Vier Künstler am Kontrabass und ein kongeniale Begleitung am Cembalo wie am Piano durch Maria Chernousova führten die ZuhörerInnen durch das Programm. Die Spannbreite reichte dabei von Barock-Musik (Antonio Vivaldi 1678-1741) bis hin zu Jazz/Swing von Glenn Miller (1904-1944).

Den Hauptteil des Abend bestritten Manuela Uhlmann (Kontrabassistin bei den Dortmunder Philharmonikern) und Catalin Rotaru, seit 2005 Professor an der Arisona State University (USA) am Kontrabass unter Begleitung von Maria Chernousova.

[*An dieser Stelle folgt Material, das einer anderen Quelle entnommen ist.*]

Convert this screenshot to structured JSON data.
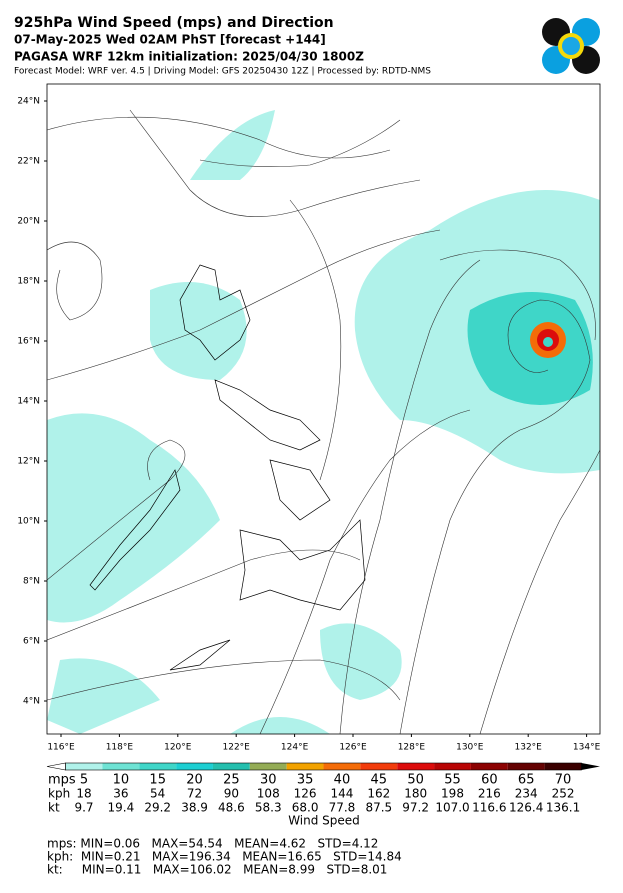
{
  "header": {
    "title": "925hPa Wind Speed (mps) and Direction",
    "subtitle": "07-May-2025 Wed 02AM PhST [forecast +144]",
    "init": "PAGASA WRF 12km initialization: 2025/04/30 1800Z",
    "credits": "Forecast Model: WRF ver. 4.5 | Driving Model: GFS 20250430 12Z | Processed by: RDTD-NMS"
  },
  "map": {
    "lat_labels": [
      "24°N",
      "22°N",
      "20°N",
      "18°N",
      "16°N",
      "14°N",
      "12°N",
      "10°N",
      "8°N",
      "6°N",
      "4°N"
    ],
    "lon_labels": [
      "116°E",
      "118°E",
      "120°E",
      "122°E",
      "124°E",
      "126°E",
      "128°E",
      "130°E",
      "132°E",
      "134°E"
    ]
  },
  "colorbar": {
    "colors": [
      "#b0f2ea",
      "#6ee3d4",
      "#3fd6c8",
      "#1dcfd2",
      "#24bfae",
      "#94ac56",
      "#f2a200",
      "#f46c08",
      "#f23c0c",
      "#dc0c0c",
      "#b80404",
      "#8c0202",
      "#640202",
      "#3a0000"
    ],
    "rows": [
      {
        "unit": "mps",
        "labels": [
          "5",
          "10",
          "15",
          "20",
          "25",
          "30",
          "35",
          "40",
          "45",
          "50",
          "55",
          "60",
          "65",
          "70"
        ]
      },
      {
        "unit": "kph",
        "labels": [
          "18",
          "36",
          "54",
          "72",
          "90",
          "108",
          "126",
          "144",
          "162",
          "180",
          "198",
          "216",
          "234",
          "252"
        ]
      },
      {
        "unit": "kt",
        "labels": [
          "9.7",
          "19.4",
          "29.2",
          "38.9",
          "48.6",
          "58.3",
          "68.0",
          "77.8",
          "87.5",
          "97.2",
          "107.0",
          "116.6",
          "126.4",
          "136.1"
        ]
      }
    ],
    "label": "Wind Speed"
  },
  "stats": [
    "mps: MIN=0.06   MAX=54.54   MEAN=4.62   STD=4.12",
    "kph:  MIN=0.21   MAX=196.34   MEAN=16.65   STD=14.84",
    "kt:     MIN=0.11   MAX=106.02   MEAN=8.99   STD=8.01"
  ]
}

Schon vor der Pause begeisterten sie mit Vivaldis Konzert für zwei Violoncelli g-Moll RV 531 in der Bearbeitung für zwei Kontrabässe von Bernhard Salles.

Es folgte die sensible Interpretation von César Francks (1822-1890) Sonate für Violine A-Dur durch Catalin Rotaru am Kontrabass begleitet vom Piano.

Es ist schon erstaunlich, was für kraftvoll-warme und intensive Klänge einem so gewaltigen Instrument wie dem Kontrabass entlockt werden können.

Nach der Pause ging es italienisch temperamentvoll weiter mit Giovanni Bottesini (1821-1889) und seiner „Passione amorosa“

Der Kontrabass zeigte sich als wandlungsfähiges Instrument. (Foto: © Christian Seidel / pixelio.de)
Der Kontrabass zeigte sich als wandlungsfähiges Instrument. (Foto: © Christian Seidel / pixelio.de)

Romantisch und aufwühlend wurde es dann mit Robert Schuhmanns (1818-1856) „Adagio und Allegro op. 70“, mit viel Feingefühl von Manuela Uhlmann am Kontrabass und ihrer Begleitung am Piano.

Eine neue Klangnote und argentinisches Flair brachte „Le Grand Tango“ von Astor Piazzola (1921-1992).

Temperamentvolle Stimmung verbreiteten die vier Kontrabassisten Manuela Uhlmann, Catalin Rotaru, Dirk Nolte (Dortmunder Philharmoniker) und Kirill Dubovik mit dem „Ungarischen Tanz Nr. 5“ von Johannes Brahms (1833-1897) in einem Arrangement von Andreas Martin.

In die Neuzeit hinein führten die vier Musiker dann mit einer modernen Fassung der Walzer von Johann Strauss von Daryl Runswick (geb. 1946) „Strauss in the doghouse“ und „American basses“. Ein grandioses Finale folgte mit Glenn Millers „In the mood“.